In two riveting chapters Ellsberg details what he knew then, and what he subsequently came to learn, about the high-level decisionmaking of both leaders during that crisis. He concludes that the two countries came “within a hairsbreadth” of mutual annihilation. And this, on p.221:

What a true history of the Cuban missile crisis reveals is that the existence of masses of nuclear weapons in the hands of the leaders of the superpowers, the United States and Russia– even when those leaders are about as responsible, humane, and cautious as any we have ever seen– posed then, and still [does], intolerable dangers to the survival of civilization.

The ultra-fast, chain-reaction nature of all envisaged nuclear planning scenarios is what, along with the sheer destructive capability of the weapons themselves, makes them different from any other weapons ever known, including chemical weapons and biological weapons. Chemical and biological weapons can inflict terrible suffering, true. But they have been used in one form or another for many centuries. In the old days of medieval sieges, the besiegers would try to toss diseased animals over the walls of a fortress city, to infect all those inside, and so on. Chemical weapons were particularly widely used during WW-1, and left tens of thousands dead or incapacitated…

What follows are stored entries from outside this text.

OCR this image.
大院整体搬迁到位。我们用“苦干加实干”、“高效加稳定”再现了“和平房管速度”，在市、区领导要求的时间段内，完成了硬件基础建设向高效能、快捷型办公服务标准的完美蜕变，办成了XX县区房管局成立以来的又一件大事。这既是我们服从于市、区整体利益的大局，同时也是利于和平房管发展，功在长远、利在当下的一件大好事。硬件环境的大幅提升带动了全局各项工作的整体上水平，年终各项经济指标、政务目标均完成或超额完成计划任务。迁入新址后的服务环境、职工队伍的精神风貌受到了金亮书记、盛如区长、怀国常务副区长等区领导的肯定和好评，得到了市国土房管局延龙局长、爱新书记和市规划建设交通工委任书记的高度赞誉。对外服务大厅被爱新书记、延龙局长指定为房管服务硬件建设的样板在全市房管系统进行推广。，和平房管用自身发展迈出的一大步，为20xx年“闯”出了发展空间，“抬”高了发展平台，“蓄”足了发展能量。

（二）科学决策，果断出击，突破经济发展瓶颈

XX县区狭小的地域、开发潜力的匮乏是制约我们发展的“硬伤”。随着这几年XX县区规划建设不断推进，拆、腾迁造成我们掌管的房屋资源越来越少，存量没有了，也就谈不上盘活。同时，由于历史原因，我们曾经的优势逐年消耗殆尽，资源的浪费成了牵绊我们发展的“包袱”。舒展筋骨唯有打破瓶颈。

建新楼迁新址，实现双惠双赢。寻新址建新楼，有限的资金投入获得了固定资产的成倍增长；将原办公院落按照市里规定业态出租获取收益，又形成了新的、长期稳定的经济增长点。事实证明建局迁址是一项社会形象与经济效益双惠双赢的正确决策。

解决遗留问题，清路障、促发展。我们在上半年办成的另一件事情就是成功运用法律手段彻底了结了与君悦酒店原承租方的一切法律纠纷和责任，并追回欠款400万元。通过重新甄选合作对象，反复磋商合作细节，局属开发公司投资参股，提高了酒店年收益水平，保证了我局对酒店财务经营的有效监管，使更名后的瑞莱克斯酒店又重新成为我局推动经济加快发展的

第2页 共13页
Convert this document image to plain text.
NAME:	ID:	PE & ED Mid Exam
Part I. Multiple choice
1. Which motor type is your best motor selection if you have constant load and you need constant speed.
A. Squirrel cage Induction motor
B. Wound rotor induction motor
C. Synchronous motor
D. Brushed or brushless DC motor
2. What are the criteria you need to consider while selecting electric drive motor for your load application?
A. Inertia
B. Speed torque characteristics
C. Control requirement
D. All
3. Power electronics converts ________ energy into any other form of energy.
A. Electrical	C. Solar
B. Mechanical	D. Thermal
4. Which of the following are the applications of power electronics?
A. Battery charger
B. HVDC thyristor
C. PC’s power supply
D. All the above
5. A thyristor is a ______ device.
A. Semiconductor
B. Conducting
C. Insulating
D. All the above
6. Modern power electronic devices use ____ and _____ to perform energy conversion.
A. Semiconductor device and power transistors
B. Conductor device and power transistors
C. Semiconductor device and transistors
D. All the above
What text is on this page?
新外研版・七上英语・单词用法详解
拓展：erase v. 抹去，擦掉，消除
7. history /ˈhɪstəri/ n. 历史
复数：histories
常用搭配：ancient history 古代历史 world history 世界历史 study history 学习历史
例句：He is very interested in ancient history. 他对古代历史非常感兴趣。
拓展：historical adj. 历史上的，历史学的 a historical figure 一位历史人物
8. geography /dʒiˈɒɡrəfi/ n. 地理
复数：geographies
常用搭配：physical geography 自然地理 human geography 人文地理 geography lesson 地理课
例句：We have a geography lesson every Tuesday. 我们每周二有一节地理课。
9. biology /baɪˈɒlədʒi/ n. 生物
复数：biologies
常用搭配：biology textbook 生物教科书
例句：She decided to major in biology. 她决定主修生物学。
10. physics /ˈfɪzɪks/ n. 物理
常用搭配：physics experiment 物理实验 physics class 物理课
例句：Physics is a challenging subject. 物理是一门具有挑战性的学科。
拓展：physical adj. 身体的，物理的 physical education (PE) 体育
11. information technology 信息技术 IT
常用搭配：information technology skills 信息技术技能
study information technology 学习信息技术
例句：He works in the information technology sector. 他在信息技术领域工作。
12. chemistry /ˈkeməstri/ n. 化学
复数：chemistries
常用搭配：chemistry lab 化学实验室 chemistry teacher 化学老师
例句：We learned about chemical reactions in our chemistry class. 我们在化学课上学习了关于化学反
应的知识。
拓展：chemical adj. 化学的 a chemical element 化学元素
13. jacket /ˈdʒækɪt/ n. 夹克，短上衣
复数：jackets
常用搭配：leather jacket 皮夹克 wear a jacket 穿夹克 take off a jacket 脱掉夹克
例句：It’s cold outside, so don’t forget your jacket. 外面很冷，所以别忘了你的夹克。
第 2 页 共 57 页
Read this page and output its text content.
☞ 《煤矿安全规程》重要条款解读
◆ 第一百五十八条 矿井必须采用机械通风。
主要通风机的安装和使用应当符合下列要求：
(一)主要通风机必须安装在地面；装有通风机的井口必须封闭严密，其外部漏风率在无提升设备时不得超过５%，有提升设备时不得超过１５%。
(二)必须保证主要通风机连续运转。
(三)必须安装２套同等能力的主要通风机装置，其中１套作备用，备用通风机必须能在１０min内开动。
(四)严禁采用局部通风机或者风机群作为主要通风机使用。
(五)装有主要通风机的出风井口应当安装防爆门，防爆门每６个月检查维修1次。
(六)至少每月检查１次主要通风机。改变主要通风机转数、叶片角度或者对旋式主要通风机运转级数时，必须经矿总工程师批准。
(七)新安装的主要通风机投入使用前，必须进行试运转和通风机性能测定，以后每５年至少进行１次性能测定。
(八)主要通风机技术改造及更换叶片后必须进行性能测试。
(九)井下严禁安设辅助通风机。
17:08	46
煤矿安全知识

But in none of the many known cases of the use of BWs or CWs, did their use lead to any unstoppable “chain reaction”, in the same way the nuclear weapons doctrines of at least the United States and Russia– and probably also those of the other nuclear-weapons-owning states– predictably would.


It thus makes no sense at all, when considering the dangers of nuclear weapons, simply to lump them in with other kinds of weapons under the broad and fuzzy rubric of “WMDs”. But that is what both the United States and Israel (which produced its own first nuclear weapons back in 1967) have been systematically trying to do since 1991.

The United States, for its part, has joined and been eager to promote support for the 1972 Biological Weapons Convention and the 1992 Chemical Weapons Convention. But it has steadfastly refused to perform on the pledge it and the other nuclear-weapons states signed onto in Article VI of the 1968 Nuclear Non-proliferation Treaty (NPT), that it would engage in negotiations for a speedy and general disarmament; and it has shown nothing disdain for the broad international campaign that led to the conclusion of the 2017 Treaty on the Prohibition of Nuclear Weapons (TPNW).

To be fair, none of the other eight states that have nuclear weapons have signed the TPNW, either. (As for Israel, it always refused to sign even the NPT.) But the fact remains that the American efforts to distract attention from the continued retention and upgrading of its own nuclear arsenal by launching repeated, often flimsy accusations about the ownership or pursuit of “WMDs” by various states in the Global South have been a massive disservice to all those who want, with good reason, to ban all nuclear weapons forever.

Enough with all that distracting talk about WMDs! Let’s focus on nuclear weapons and working to get them banned. And actually, since that will necessarily have to be a cooperative effort involving a broad range of actors from all around the world, once we have a global NW ban the atmosphere for dismantling a whole range of other potentially harmful arsenals should also be considerably improved. But let’s focus on nuclear weapons first.